Повести и рассказы писателей ГДР. Том II | страница 28



Я разыскал Эву на улице у подъезда, вечерний воздух был влажным. Она стояла, слегка опершись на лестничные перила, с сигаретой в руке. Все мужчины, якобы случайно проходившие мимо, оглядывались на нее.

— Не простудитесь, фрейлейн, — сказал я.

— Очень мило, что сударь еще помнит обо мне, — ответила Эва и улыбнулась такой нежной и умной улыбкой, как не улыбался никто другой.

— Почему ты стоишь здесь в одиночестве?

— Хочу побыть в тишине. Сегодняшний вечер для меня истинная пытка. Он сидит рядом со мной. Спектакль, видимо, его увлек. Он время от времени касается моей руки. Отодвинься я, он подумает, что мне неприятно его прикосновение, не убери руку, он решит, что мне это приятно. Порой он делает замечания, которых я не понимаю. Я сама себя презираю за то, что так волнуюсь. Кстати, мы собираемся после спектакля зайти в кафе «Пресса». Пойдешь с нами?

— Конечно, — согласился я. — Для чего же я сюда пришел? А ты не хочешь узнать, где Рандольф? Да вот и он сам.

Рандольф вышел из дверей и, увидев нас, помедлил секунду, однако, заметив, что и мы увидали его, подошел к нам.

— Вы, кажется, знакомы? — спросила Эва, пытаясь придать голосу уверенность и бодрость.

— Конечно, конечно, — ответил Рандольф, протягивая мне руку. — Рад встретиться с вами. Коллега Бреест поступила очень правильно, пригласив вас вместе с нами в театр.

Улыбаясь, он посмотрел на Эву. Она вспыхнула, но он не заметил этого.

— Совместное посещение театра, — продолжал Рандольф. — должно стать у нас постоянным мероприятием. Надеюсь, что это — в числе прочего — поможет сплотить наш коллектив. В чем мы очень и очень нуждаемся.

У этого человека с мелкими, почти миловидными чертами лица и веселыми карими глазами была безобразная дикция. Он четко отделял слова друг от друга, но не при помощи пауз, это бы еще куда ни шло, а резко выделяя окончания.

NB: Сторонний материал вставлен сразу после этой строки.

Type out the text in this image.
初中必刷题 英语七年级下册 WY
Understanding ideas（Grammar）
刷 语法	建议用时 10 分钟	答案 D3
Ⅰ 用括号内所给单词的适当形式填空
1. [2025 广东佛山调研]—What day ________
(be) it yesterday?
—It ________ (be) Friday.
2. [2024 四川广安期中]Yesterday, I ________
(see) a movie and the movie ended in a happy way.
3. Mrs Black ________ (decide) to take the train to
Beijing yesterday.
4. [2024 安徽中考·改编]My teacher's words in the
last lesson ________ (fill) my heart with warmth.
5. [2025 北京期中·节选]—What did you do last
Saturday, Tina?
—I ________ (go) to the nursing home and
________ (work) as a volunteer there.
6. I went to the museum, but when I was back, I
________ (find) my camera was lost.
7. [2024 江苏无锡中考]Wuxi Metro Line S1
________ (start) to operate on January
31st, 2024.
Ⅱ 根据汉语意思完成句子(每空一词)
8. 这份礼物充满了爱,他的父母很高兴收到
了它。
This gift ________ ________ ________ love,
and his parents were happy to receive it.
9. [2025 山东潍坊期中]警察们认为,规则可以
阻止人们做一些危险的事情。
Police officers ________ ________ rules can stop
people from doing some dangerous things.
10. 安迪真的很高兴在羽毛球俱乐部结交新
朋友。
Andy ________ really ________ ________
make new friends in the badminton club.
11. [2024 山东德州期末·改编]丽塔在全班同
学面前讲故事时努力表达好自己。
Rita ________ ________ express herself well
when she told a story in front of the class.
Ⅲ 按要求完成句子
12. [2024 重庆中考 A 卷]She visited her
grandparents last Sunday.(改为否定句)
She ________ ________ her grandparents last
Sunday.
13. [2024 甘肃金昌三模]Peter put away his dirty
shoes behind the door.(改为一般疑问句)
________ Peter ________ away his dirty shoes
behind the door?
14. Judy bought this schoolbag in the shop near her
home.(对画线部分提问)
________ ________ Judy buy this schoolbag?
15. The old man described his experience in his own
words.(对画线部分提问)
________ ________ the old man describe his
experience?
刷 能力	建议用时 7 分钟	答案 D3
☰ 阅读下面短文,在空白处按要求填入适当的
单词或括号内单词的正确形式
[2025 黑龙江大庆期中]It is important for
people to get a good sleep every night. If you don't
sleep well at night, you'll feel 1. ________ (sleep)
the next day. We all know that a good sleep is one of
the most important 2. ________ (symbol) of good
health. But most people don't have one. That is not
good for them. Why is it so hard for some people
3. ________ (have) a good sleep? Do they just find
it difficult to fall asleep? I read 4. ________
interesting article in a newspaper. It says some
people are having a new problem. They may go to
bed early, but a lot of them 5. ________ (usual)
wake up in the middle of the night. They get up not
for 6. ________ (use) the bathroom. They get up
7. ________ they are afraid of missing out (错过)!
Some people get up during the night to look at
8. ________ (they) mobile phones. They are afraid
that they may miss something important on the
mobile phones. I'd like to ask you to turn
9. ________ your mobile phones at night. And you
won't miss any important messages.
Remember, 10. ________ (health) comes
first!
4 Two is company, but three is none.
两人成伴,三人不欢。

Даже если человек говорит правильным литературным языком, мы все же узнаем по звучанию некоторых гласных, к какой диалектальной области он принадлежит. Но по невнятной речи Рандольфа установить это было невозможно. От нее несло канцелярией и типографией.

Наблюдая за Эвой, я произнес в знак согласия с ним какие-то банальности. Она пришла в такое возбуждение, какого я не ожидал от нее. Я понял: я больше не существую для нее, и во мне шевельнулось что-то вроде ревности. Такого невнимания я, казалось бы, не заслужил, и меня охватило ребячливое желание поддразнить его. Я завел разговор о постановке. Уж тут-то я мог сказать многое, что для Рандольфа было наверняка внове. Но он все снова и снова возвращался к содержанию пьесы.